Affiches et dessins, que l’artiste a choisi de ne pas encadrer, sont mobiles et peuvent être combinés de différentes façons. Cette mobilité reflète les transformations du quartier, lieu de transit à la géographie mouvante, évoluant au rythme des vagues migratoires, des implantations commerçantes et des politiques publiques de rénovation urbaine.

Souvent présentés par des jeux de juxtaposition, comme ce fut le cas dans les deux premiers volets du projet – à la galerie Le Cube, à Rabat en 2015, puis à la galerie M+R Fricke, à Berlin en 2017 –, dessins et affiches se trouvent ici séparés pour la première fois dans l’espace d’exposition. Ils dialoguent via la circulation d’une série d’éléments graphiques qui transitent d’un support à l’autre. Ainsi, le motif de la feuille de papier d’emballage qui sert de support au dessin se trouve agrandi et reproduit dans les affiches, où il prend toute sa place au premier plan. En jouant avec des rapports d’échelle, cette circulation renverse toute hiérarchie entre fond et forme, entre arrière-plan et premier plan, entre ce qui sert de support à la figuration et ce qui est figuré.

Le point de départ de ce projet, en cours depuis 2013, est une vue aérienne du quartier de Belsunce. L’image fournie par Google Earth a été à l’origine d’un dessin numérique révélant la trame du quartier, reproduite au pochoir à l’entrée de la galerie. Cette vue d’en haut a progressivement laissé la place à une description du territoire vu d’en bas : aux premiers dessins – des vues en surplomb d’une place et d’une rue passante – se succèdent des dizaines d’autres faits à partir de photos prises par l’artiste dans les rues du quartier, où elle habite depuis 2004. Alors que la vue d’en haut localise, celle d’en bas permet de se situer. Et la peinture de Katharina Schmidt est sans doute une peinture située, qui aujourd’hui résonne avec les épistémologies du point de vue, en assumant esthétiquement, par les moyens de la peinture et du dessin, les partis pris des savoirs situés. Travailler depuis son lieu de vie, tenter de le décrire pour mieux le comprendre, traduit une forme d’implication qui fait défaut dans toute vue d’en haut. Car comme le rappelle Bruno Latour, plus la description devient précise, plus elle nous oblige, et plus elle nous engage. Ici, c’est par le travail du dessin et de la peinture que l’artiste cherche des réponses à la question « où suis-je ? », en explorant la complexité et le potentiel d’un territoire pensé non pas comme ce que l’on occupe, mais comme ce qui nous définit.

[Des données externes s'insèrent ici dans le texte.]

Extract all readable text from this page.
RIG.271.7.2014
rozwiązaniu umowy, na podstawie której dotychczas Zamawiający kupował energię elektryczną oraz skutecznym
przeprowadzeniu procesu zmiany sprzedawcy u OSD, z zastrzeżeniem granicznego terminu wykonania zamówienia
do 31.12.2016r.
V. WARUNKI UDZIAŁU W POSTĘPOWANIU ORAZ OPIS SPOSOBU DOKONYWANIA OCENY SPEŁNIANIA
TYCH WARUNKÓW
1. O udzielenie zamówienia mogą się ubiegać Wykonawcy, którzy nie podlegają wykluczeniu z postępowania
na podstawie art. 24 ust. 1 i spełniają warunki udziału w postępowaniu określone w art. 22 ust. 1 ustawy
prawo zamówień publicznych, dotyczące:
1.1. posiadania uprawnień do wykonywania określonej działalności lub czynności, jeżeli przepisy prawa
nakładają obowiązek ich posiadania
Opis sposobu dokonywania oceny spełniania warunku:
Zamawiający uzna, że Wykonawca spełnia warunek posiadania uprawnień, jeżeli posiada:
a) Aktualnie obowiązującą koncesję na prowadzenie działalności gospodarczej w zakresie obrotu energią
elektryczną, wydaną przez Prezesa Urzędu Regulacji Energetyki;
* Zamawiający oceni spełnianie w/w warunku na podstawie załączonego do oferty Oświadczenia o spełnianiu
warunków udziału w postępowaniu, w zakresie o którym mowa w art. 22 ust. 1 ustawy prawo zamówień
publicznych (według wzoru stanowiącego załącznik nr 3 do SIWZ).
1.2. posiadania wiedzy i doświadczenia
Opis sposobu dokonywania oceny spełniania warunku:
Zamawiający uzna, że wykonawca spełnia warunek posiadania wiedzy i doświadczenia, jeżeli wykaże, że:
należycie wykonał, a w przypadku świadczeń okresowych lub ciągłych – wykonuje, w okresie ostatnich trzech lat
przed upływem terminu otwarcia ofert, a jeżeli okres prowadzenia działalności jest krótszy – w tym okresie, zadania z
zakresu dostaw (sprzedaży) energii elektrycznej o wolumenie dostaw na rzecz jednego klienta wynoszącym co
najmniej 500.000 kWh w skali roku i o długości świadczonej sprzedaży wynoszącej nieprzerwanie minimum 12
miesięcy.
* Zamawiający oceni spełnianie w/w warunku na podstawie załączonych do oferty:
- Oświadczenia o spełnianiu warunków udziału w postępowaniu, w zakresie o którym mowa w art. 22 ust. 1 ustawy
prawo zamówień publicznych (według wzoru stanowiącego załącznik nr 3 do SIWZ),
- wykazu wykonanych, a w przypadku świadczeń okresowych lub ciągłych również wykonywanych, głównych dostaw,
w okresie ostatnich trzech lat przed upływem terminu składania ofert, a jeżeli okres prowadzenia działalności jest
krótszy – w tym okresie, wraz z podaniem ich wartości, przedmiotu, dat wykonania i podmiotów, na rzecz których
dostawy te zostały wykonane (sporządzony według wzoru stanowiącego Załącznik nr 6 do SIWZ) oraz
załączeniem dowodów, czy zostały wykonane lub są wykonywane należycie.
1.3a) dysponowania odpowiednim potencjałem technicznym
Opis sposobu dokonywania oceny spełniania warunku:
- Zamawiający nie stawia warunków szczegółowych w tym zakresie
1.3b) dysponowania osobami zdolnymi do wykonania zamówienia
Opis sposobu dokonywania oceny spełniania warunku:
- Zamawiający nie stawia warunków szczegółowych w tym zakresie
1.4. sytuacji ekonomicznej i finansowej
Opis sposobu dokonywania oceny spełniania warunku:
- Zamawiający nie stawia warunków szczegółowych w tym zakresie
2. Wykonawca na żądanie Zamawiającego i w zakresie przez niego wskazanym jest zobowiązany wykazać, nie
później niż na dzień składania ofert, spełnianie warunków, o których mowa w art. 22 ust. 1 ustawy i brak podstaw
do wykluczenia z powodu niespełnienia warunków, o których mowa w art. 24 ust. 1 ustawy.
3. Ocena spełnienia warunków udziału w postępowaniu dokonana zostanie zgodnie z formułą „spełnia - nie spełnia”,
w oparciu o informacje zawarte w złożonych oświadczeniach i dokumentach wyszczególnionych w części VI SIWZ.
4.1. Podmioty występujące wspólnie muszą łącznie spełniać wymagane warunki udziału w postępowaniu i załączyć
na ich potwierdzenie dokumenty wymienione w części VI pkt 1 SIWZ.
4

Le projet Belsunce s’inscrit ainsi dans la continuité d’une série de travaux sur Marseille, notamment la série La Joliette et autres lieux (2013-2014) et Centre Bourse (2005-2007). La première a également pour point de départ une photographie aérienne du port. La grille formée par l’emplacement des conteneurs est redessinée et reproduite de nombreuses fois jusqu’à ce que les accidents survenus dans le processus même de reproduction viennent troubler ce qui ressemble à une carte de l’occupation du sol. La deuxième est une série d’aquarelles du Centre Bourse, le centre commercial situé dans la contiguïté du Jardin des Vestiges, site archéologique du port antique de Marseille, et des tours Labourdette, classées au patrimoine du XXe siècle. Les différentes façades/facettes de cet étrange objet sont dessinées depuis une multiplicité de points de vue, mettant en avant le choc produit par la rencontre de formes issues d’époques distinctes. Comme dans la série Belsunce, les aquarelles sont dessinées à partir de photographies. Ce qui, selon l’artiste, permet de donner à chaque détail la même importance. C’est là une exigence du regard qui est à l’oeuvre dans le travail de Katharina Schmidt : tout est sur un même plan, sur un même pied d’égalité – les fenêtres des immeubles, les feuilles des arbres, les balustrades des balcons, les grilles métalliques des magasins, les marches des escalators… tout fait motif et tout suscite la même qualité d’attention. Les détails architecturaux, les fragments d’écriture urbaine, les marchandises exposées en vitrine ne sont pas de simples éléments d’un décor, mais des propositions et des gestes actifs qui racontent l’histoire matérielle de la ville, au prisme des matériaux, marchandises et objets.